The bandpass filtered concentrations obtained through the Homer2 program were utilized for NIRS-SPM version 4. The start times of task and rest phases were also obtained from the StimGUI portion of the Homer2 software. The MNI coordinates of the optode locations obtained from the BrainSight software were utilized to map the channels and its corresponding hemoglobin concentrations to a model cortex included in the SPM8 toolbox. Statistical analysis on the constructed map was accomplished by using a general linear model (GLM). The GLM was computed by modeling the functional activity to the experimental task condition using the NIRS-SPM toolbox defaults settings unless otherwise noted. This first-level analysis is a within participant analysis where activation at various locations is averaged across the scans for an individual participant.
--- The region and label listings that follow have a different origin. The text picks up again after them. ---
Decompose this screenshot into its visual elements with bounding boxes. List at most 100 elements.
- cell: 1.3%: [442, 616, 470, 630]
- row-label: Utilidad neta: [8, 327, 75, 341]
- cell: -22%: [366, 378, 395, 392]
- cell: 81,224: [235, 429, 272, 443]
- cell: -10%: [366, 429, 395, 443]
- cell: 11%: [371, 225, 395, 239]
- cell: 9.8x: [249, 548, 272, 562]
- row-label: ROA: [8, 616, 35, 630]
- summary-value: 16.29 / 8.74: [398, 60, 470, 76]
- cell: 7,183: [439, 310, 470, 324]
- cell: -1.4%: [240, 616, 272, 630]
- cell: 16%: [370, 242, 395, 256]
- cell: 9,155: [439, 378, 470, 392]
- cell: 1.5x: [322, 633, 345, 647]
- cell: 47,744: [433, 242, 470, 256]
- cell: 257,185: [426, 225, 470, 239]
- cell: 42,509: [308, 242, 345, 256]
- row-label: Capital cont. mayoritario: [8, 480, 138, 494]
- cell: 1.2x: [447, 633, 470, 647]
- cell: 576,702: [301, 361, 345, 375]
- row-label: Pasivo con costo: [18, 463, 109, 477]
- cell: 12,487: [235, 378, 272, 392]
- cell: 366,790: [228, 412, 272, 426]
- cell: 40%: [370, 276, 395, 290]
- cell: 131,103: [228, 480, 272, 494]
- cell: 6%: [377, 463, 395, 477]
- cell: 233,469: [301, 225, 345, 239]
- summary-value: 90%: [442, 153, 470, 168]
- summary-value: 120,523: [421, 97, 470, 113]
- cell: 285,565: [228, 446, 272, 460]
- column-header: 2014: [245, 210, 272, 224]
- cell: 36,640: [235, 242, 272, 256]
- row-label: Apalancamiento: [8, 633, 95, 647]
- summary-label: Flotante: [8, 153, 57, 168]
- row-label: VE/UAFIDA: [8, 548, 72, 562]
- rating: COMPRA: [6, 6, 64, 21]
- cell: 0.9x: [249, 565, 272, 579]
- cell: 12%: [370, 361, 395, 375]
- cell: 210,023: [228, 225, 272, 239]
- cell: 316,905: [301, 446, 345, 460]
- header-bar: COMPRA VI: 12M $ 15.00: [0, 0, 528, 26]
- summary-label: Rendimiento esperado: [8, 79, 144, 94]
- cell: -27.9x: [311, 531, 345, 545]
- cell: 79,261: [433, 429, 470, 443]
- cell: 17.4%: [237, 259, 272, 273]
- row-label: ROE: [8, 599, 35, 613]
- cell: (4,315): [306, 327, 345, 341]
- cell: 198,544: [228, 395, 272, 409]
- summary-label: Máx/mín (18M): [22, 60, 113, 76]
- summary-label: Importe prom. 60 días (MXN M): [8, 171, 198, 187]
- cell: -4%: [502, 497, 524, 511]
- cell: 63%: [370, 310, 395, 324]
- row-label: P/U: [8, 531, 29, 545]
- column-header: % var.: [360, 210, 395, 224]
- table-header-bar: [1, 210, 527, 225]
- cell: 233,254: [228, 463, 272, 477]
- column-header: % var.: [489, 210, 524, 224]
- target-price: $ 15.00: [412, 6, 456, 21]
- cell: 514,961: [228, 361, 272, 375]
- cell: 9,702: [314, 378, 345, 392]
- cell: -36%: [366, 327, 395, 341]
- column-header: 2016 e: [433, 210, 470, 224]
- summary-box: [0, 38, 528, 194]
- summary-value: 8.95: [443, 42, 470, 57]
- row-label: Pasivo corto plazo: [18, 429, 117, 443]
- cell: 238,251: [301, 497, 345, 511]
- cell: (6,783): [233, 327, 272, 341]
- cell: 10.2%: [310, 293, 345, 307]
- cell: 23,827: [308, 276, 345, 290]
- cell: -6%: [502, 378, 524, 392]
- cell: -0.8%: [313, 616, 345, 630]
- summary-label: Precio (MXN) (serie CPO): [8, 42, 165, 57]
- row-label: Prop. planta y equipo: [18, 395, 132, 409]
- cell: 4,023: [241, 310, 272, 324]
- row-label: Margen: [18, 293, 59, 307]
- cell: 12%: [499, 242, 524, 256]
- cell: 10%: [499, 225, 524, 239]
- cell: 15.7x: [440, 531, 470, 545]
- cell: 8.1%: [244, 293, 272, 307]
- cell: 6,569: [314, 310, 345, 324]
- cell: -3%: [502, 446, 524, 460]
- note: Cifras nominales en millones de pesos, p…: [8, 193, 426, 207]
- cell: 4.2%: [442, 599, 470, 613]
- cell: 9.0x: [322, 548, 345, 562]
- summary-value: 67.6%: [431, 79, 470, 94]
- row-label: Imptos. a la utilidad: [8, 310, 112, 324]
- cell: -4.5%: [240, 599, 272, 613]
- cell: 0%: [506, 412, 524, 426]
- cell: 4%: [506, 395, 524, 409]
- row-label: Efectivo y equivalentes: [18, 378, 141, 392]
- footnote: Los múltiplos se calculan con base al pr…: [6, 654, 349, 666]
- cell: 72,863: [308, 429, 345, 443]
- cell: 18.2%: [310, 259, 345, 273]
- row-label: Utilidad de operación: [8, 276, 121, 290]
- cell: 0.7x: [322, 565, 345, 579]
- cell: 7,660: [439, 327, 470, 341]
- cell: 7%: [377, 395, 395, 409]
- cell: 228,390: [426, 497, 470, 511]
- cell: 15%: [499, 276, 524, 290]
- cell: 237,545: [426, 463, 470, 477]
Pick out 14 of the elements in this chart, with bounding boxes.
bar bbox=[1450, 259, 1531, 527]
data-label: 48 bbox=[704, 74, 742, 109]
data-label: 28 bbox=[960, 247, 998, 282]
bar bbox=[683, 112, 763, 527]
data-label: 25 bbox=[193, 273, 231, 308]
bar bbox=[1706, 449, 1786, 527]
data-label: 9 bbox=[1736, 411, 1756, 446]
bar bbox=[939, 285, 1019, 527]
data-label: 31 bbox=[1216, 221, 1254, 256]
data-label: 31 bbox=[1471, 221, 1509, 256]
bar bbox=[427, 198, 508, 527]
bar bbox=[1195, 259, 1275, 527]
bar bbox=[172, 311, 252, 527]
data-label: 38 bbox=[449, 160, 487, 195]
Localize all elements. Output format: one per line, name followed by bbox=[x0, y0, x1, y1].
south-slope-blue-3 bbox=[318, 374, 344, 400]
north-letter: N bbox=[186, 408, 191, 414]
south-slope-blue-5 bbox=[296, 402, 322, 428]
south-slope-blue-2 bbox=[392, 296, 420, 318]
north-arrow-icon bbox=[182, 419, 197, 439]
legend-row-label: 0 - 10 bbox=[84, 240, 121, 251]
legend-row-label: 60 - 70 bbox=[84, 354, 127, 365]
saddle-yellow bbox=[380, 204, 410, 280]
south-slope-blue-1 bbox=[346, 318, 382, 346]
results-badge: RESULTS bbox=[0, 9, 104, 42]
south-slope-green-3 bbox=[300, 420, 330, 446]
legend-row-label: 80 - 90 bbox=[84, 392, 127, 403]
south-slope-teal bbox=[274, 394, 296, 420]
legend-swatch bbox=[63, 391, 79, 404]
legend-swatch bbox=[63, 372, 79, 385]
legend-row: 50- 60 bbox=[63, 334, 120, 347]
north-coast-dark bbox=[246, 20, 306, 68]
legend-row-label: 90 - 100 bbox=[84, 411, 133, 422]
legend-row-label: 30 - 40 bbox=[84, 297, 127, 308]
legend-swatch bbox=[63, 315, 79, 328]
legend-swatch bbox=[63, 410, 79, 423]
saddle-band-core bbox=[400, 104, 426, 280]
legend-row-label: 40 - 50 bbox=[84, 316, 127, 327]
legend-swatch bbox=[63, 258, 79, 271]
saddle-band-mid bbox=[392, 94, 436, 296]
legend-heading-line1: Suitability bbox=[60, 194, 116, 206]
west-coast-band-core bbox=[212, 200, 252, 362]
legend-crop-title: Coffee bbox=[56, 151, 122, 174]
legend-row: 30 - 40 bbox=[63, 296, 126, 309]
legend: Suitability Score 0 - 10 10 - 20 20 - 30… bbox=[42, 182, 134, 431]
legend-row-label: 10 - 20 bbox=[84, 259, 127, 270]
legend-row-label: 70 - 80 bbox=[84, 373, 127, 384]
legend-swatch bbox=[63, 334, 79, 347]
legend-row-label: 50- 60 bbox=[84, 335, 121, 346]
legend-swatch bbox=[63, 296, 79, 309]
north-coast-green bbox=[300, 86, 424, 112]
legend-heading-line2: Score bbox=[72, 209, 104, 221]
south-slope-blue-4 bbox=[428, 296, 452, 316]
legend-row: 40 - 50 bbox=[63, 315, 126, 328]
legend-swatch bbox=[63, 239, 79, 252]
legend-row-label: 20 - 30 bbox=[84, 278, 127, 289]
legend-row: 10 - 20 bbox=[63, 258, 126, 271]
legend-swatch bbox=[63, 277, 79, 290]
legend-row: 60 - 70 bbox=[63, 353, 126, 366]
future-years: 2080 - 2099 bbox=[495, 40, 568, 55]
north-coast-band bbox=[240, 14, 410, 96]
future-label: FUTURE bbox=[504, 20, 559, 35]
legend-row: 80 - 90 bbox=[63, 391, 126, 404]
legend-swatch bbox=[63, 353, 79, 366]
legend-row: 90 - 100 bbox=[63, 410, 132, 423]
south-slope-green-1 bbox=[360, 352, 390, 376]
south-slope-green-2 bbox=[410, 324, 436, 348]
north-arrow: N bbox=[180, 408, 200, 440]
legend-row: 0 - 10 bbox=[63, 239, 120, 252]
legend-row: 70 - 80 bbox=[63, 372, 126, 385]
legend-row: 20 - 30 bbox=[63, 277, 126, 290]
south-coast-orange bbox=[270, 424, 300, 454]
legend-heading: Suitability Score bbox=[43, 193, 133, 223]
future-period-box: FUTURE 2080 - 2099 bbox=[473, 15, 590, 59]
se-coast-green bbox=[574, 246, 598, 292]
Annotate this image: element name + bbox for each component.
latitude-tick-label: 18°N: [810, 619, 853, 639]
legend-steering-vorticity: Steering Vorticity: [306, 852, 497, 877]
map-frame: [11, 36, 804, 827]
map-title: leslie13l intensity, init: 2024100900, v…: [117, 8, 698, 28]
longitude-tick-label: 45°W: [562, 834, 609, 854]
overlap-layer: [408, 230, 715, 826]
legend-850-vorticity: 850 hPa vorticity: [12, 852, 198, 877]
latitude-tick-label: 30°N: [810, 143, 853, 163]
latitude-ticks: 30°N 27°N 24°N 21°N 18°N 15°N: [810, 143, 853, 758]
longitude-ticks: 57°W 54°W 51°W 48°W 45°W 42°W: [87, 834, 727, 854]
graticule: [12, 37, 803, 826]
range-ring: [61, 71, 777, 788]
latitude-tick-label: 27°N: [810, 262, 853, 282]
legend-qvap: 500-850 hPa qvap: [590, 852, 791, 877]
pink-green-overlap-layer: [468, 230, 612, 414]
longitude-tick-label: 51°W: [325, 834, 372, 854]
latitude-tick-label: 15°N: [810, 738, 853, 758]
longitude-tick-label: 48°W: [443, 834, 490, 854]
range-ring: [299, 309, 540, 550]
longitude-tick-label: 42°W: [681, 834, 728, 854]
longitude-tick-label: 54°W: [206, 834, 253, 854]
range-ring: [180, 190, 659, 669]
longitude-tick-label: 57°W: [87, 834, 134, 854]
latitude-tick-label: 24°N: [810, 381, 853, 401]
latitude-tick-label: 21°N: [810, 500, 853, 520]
A single scan consists of a series of fixation and eye movement phases. The GLM design matrix utilized a low-pass Gaussian filter with a full width half max (FWHM) of 8 seconds. A wavelet transform is additionally applied through the NIRS-SPM toolbox to remove the uncorrelated noise components from the hemodynamic measures to improve the signal to noise ratio. The pixels which have significant activation with Lipschitz-Killing curvature based expected Euler characteristics for a p-value equal to 0.05 correction were plotted on generic anatomic maps provided by the NIRS-SPM toolbox.

Frequency power spectrum analysis was performed by obtaining the discrete Fourier transform of the data signals from each of the channels. This power spectrum was computed utilizing the MATLAB (Version 2018) fft function.